26 June 2007
MADIRD – Spain’s Prince Felipe and Prime Minister Jose Luis Rodriguez Zapatero joined the grieving families of six U.N. peacekeepers slain in a car bombing in Lebanon for the arrival of the bodies at an air base outside Madrid early Tuesday.
The bodies of the three Spaniards and three Colombians were flown out of Beirut on Monday evening and arrived in Spain shortly before 3 a.m. (0100 GMT). Defense Minister Jose Antonio Alonso, who flew to Lebanon following news of the attack, was on the flight.
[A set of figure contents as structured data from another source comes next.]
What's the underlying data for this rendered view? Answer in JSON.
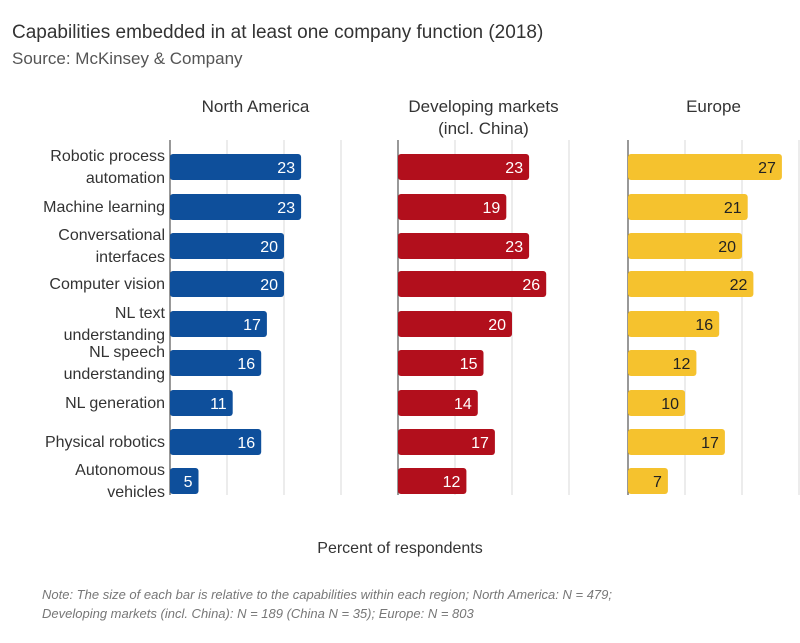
{
  "chart_data": {
    "type": "bar",
    "title": "Capabilities embedded in at least one company function (2018)",
    "subtitle": "Source: McKinsey & Company",
    "xlabel": "Percent of respondents",
    "note_lines": [
      "Note: The size of each bar is relative to the capabilities within each region; North America: N = 479;",
      "Developing markets (incl. China): N = 189 (China N = 35); Europe: N = 803"
    ],
    "categories": [
      [
        "Robotic process",
        "automation"
      ],
      [
        "Machine learning"
      ],
      [
        "Conversational",
        "interfaces"
      ],
      [
        "Computer vision"
      ],
      [
        "NL text",
        "understanding"
      ],
      [
        "NL speech",
        "understanding"
      ],
      [
        "NL generation"
      ],
      [
        "Physical robotics"
      ],
      [
        "Autonomous",
        "vehicles"
      ]
    ],
    "xlim": [
      0,
      30
    ],
    "gridlines": [
      0,
      10,
      20,
      30
    ],
    "series": [
      {
        "name": [
          "North America"
        ],
        "color": "#0e4f9b",
        "label_color": "#ffffff",
        "values": [
          23,
          23,
          20,
          20,
          17,
          16,
          11,
          16,
          5
        ]
      },
      {
        "name": [
          "Developing markets",
          "(incl. China)"
        ],
        "color": "#b20f1c",
        "label_color": "#ffffff",
        "values": [
          23,
          19,
          23,
          26,
          20,
          15,
          14,
          17,
          12
        ]
      },
      {
        "name": [
          "Europe"
        ],
        "color": "#f5c22e",
        "label_color": "#222222",
        "values": [
          27,
          21,
          20,
          22,
          16,
          12,
          10,
          17,
          7
        ]
      }
    ]
  }
}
The prince and prime minister were to attend a state funeral at an armed forces center on the outskirts of the Spanish capital at 12:30 p.m. (1030 GMT).
The Spanish army peacekeepers were patrolling the main road between the towns of Marjayoun and Khiam, a few kilometers north of the Israeli town of Metulla, when the bomb struck their armored personnel carrier Sunday. Two other soldiers were seriously wounded.
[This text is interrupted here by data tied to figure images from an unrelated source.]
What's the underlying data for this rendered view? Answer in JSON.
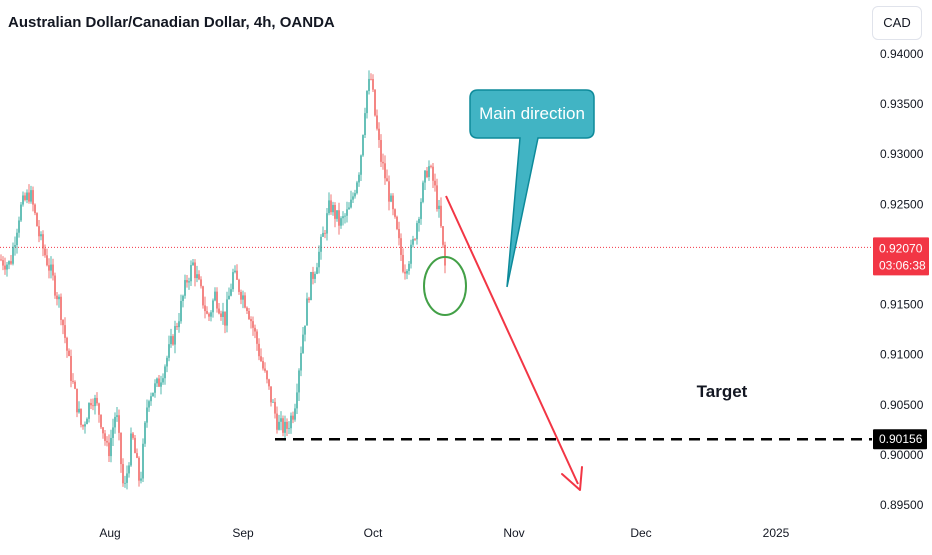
{
  "header": {
    "title": "Australian Dollar/Canadian Dollar, 4h, OANDA",
    "currency_button": "CAD"
  },
  "annotations": {
    "callout_text": "Main direction",
    "target_label": "Target"
  },
  "colors": {
    "up": "#26a69a",
    "down": "#ef5350",
    "arrow": "#f23645",
    "callout_fill": "#41b4c4",
    "callout_border": "#0d8a9a",
    "circle": "#43a047",
    "current_price_bg": "#f23645",
    "target_line": "#000000"
  },
  "chart_data": {
    "type": "candlestick",
    "symbol": "AUDCAD",
    "timeframe": "4h",
    "x_tick_labels": [
      "Aug",
      "Sep",
      "Oct",
      "Nov",
      "Dec",
      "2025"
    ],
    "y_tick_labels": [
      "0.89500",
      "0.90000",
      "0.90500",
      "0.91000",
      "0.91500",
      "0.92000",
      "0.92500",
      "0.93000",
      "0.93500",
      "0.94000"
    ],
    "ylim": [
      0.8935,
      0.9408
    ],
    "current_price": "0.92070",
    "countdown": "03:06:38",
    "target_price": "0.90156",
    "grid": false,
    "path_anchors": [
      [
        0,
        0.9195
      ],
      [
        10,
        0.919
      ],
      [
        20,
        0.9245
      ],
      [
        30,
        0.9262
      ],
      [
        40,
        0.9215
      ],
      [
        50,
        0.9185
      ],
      [
        60,
        0.915
      ],
      [
        70,
        0.9085
      ],
      [
        82,
        0.9025
      ],
      [
        92,
        0.906
      ],
      [
        100,
        0.904
      ],
      [
        108,
        0.9
      ],
      [
        116,
        0.9045
      ],
      [
        124,
        0.896
      ],
      [
        132,
        0.902
      ],
      [
        140,
        0.897
      ],
      [
        148,
        0.906
      ],
      [
        158,
        0.907
      ],
      [
        168,
        0.91
      ],
      [
        178,
        0.9135
      ],
      [
        187,
        0.9175
      ],
      [
        193,
        0.919
      ],
      [
        200,
        0.9165
      ],
      [
        208,
        0.9135
      ],
      [
        215,
        0.916
      ],
      [
        225,
        0.9135
      ],
      [
        233,
        0.918
      ],
      [
        240,
        0.9165
      ],
      [
        247,
        0.915
      ],
      [
        255,
        0.912
      ],
      [
        262,
        0.909
      ],
      [
        270,
        0.906
      ],
      [
        278,
        0.903
      ],
      [
        286,
        0.9025
      ],
      [
        294,
        0.9045
      ],
      [
        302,
        0.9115
      ],
      [
        310,
        0.917
      ],
      [
        320,
        0.9205
      ],
      [
        330,
        0.925
      ],
      [
        340,
        0.923
      ],
      [
        350,
        0.9245
      ],
      [
        360,
        0.929
      ],
      [
        366,
        0.936
      ],
      [
        371,
        0.9375
      ],
      [
        376,
        0.933
      ],
      [
        381,
        0.9295
      ],
      [
        388,
        0.9265
      ],
      [
        396,
        0.9225
      ],
      [
        404,
        0.9185
      ],
      [
        412,
        0.9205
      ],
      [
        420,
        0.925
      ],
      [
        428,
        0.929
      ],
      [
        434,
        0.927
      ],
      [
        440,
        0.9235
      ],
      [
        444,
        0.9195
      ],
      [
        446,
        0.918
      ]
    ]
  }
}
Nobody has claimed responsibility for the attack but the anti-Syrian coalition in parliament blamed Damascus, despite its condemnation of the bombing.
Spain has 1,100 peacekeepers in Lebanon, part of the 13,000-member U.N. Interim Force in Lebanon from 30 countries, which first deployed in Lebanon in 1978 and was reinforced in the past year. UNIFIL, along with 15,000 Lebanese troops, patrols a zone along the Lebanese-Israeli border.